Petit mot, le nom n'est pas anodin car ce mot signifie à la fois Liberté en Albanais, donc il m'a paru une bonne idée pour sa symbolique, mais c'est aussi un clin d'œil au peuple Illyrien, vu historiquement comme les ancêtres directes des Albanais, ça m' a semblé judicieux.

Présents dans ce texte; eux deux seuls.


Liri se voyait souvent défini comme quelqu'un de patient, conciliant, calme. Il lui en fallait bien: Pristina de par ses délires mégalomaniaques , ses projets de conquête du monde demandait une surveillance totale. Cela atteignait une telle ampleur que se chuchotait occasionnellement une possible parenté avecdé un certain Gilbert, hypothèse invérifiable. Les plus déterminés décortiquèrent l'arbre généalogique du concentré d'énergie aux cheveux blond-brun qu'elle était sans en dénicher la moindre preuve.
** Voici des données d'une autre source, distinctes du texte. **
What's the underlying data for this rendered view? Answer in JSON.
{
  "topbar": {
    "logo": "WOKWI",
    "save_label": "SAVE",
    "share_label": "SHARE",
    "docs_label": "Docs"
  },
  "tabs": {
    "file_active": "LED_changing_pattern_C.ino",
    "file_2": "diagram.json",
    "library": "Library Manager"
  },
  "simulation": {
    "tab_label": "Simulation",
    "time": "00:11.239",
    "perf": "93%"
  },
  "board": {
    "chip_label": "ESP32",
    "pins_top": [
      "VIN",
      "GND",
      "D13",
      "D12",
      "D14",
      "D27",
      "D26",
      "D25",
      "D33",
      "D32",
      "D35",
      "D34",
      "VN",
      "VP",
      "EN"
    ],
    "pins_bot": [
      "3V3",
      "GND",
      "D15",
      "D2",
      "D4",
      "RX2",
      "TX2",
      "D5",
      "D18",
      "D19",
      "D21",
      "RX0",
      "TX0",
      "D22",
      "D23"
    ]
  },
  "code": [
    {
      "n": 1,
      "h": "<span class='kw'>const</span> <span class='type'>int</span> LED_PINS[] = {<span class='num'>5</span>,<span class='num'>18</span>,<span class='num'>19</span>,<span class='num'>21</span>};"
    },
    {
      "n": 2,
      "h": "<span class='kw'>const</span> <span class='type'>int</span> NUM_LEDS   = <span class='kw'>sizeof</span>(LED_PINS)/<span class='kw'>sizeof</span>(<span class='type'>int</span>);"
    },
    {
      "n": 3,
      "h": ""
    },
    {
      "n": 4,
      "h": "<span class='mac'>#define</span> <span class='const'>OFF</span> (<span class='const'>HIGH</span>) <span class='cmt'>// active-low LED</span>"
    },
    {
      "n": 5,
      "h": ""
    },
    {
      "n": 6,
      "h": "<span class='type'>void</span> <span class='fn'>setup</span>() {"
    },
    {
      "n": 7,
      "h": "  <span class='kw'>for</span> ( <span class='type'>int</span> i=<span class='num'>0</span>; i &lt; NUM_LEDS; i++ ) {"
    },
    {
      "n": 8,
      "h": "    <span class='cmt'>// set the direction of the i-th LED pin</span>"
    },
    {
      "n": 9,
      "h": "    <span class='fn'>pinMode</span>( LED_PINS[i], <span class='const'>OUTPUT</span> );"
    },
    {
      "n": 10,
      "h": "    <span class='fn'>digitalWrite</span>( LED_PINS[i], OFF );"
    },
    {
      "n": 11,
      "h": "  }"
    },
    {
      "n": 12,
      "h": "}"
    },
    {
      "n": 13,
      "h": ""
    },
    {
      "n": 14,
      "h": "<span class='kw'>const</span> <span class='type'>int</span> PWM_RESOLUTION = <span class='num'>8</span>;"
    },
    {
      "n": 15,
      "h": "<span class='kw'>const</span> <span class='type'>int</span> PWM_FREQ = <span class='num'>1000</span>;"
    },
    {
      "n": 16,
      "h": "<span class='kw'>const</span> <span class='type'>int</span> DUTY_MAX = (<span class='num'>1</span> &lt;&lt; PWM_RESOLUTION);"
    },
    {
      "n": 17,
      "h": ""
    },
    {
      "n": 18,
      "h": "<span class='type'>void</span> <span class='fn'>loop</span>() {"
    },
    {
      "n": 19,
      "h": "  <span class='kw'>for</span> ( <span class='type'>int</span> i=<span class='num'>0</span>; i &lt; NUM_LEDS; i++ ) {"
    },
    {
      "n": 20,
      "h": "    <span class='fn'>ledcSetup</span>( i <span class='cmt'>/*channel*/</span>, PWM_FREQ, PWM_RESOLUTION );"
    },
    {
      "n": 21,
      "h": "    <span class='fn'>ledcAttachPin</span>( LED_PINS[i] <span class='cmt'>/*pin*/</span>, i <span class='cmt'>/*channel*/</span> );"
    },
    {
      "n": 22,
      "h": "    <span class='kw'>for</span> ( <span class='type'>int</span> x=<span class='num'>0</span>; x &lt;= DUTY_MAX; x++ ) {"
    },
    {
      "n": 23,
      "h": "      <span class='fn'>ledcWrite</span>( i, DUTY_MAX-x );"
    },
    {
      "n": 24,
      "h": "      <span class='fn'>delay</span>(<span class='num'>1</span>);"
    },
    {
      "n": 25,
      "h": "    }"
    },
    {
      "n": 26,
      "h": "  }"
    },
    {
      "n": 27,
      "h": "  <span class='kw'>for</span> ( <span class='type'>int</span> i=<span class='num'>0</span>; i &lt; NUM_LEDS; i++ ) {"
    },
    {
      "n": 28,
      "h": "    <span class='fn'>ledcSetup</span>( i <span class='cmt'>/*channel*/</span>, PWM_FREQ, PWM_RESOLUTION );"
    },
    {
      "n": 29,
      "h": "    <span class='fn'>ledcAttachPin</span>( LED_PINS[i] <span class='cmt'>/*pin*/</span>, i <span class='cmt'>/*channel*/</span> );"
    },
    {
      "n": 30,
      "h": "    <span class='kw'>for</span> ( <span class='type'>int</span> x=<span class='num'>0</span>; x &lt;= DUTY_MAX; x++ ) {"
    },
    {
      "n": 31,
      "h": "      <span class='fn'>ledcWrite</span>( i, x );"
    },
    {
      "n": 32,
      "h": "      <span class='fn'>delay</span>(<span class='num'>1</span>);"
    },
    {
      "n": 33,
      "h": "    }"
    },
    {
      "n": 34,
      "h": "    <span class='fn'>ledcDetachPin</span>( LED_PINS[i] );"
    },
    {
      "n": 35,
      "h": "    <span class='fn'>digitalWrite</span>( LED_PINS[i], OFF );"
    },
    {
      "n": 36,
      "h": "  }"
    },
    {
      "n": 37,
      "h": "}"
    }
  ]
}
L'intéressée passait surtout pour souffrir d'un complexe d'infériorité. Les individus, Représentants ou non capables de citer la capitale du Kosovo sans l'avoir rencontrée, ni la connaître se comptaient sur les doigts d'une main, alors cherchait elle juste à attirer l'attention de telle sorte que la communauté ne finisse par apprendre son existence?

A ce genre de question, le Représentant Kosovar se pinçait légèrement la lèvre sur le coté avouant son ignorance, parfois dans le pire des cas: son impuissance. Pristina admettait son autorité par épisodes, en fonction de son bon vouloir, de son état d'esprit du jour, ce qui, sans surprise réduisait grandement sa fiabilité en cas de crise majeure. En interrogeant les trois demoiselles Baltes, ses voisines les plus proches, elles émettaient avec réserve la possibilité d'un traumatisme découlant de la guerre précédant l'indépendance du pays sans omettre de préciser que l'exubérance, les désirs de conquêtes, la soif de pouvoir prédominaient depuis plusieurs siècles chez le spécimen en question.
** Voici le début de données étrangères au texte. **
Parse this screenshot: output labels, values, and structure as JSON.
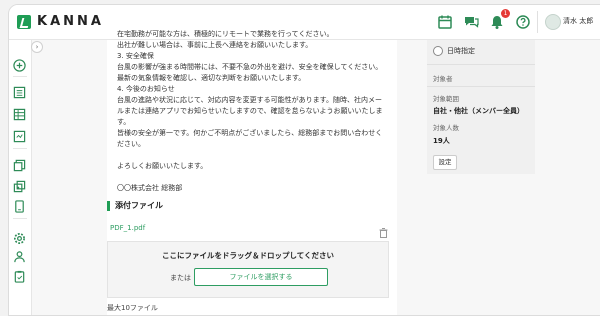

Envieuse, coléreuse, capricieuse ressortaient dans les discours tenus par son entourage. Liri désormais ne sourcillait plus lors de ses permanentes crises, levait à peine les yeux de son livre ou ses papiers quand elle se lançait avec emphase dans des déclarations empruntant aux fameux orateurs, riait t il quelques secondes lors des jours où elle se disait "plus Vieille que le Temps lui même"... Concernant cette affirmation, elle rentrait davantage dans la case "blagues bizarres".

Le jeune Kosovar à l'opposé n'exigeait rien ou peu de choses, content de recevoir une attention minime, premier à rendre service. Trop gentil? Or, il existait aussi chez lui une limite: l'argent, quand il imposait une somme dite il ne supportait pas de voir celle ci modifiée. Il se mettait dans des colères homériques dès que cela touchait à la question du marchandage ou même des arrangement financiers.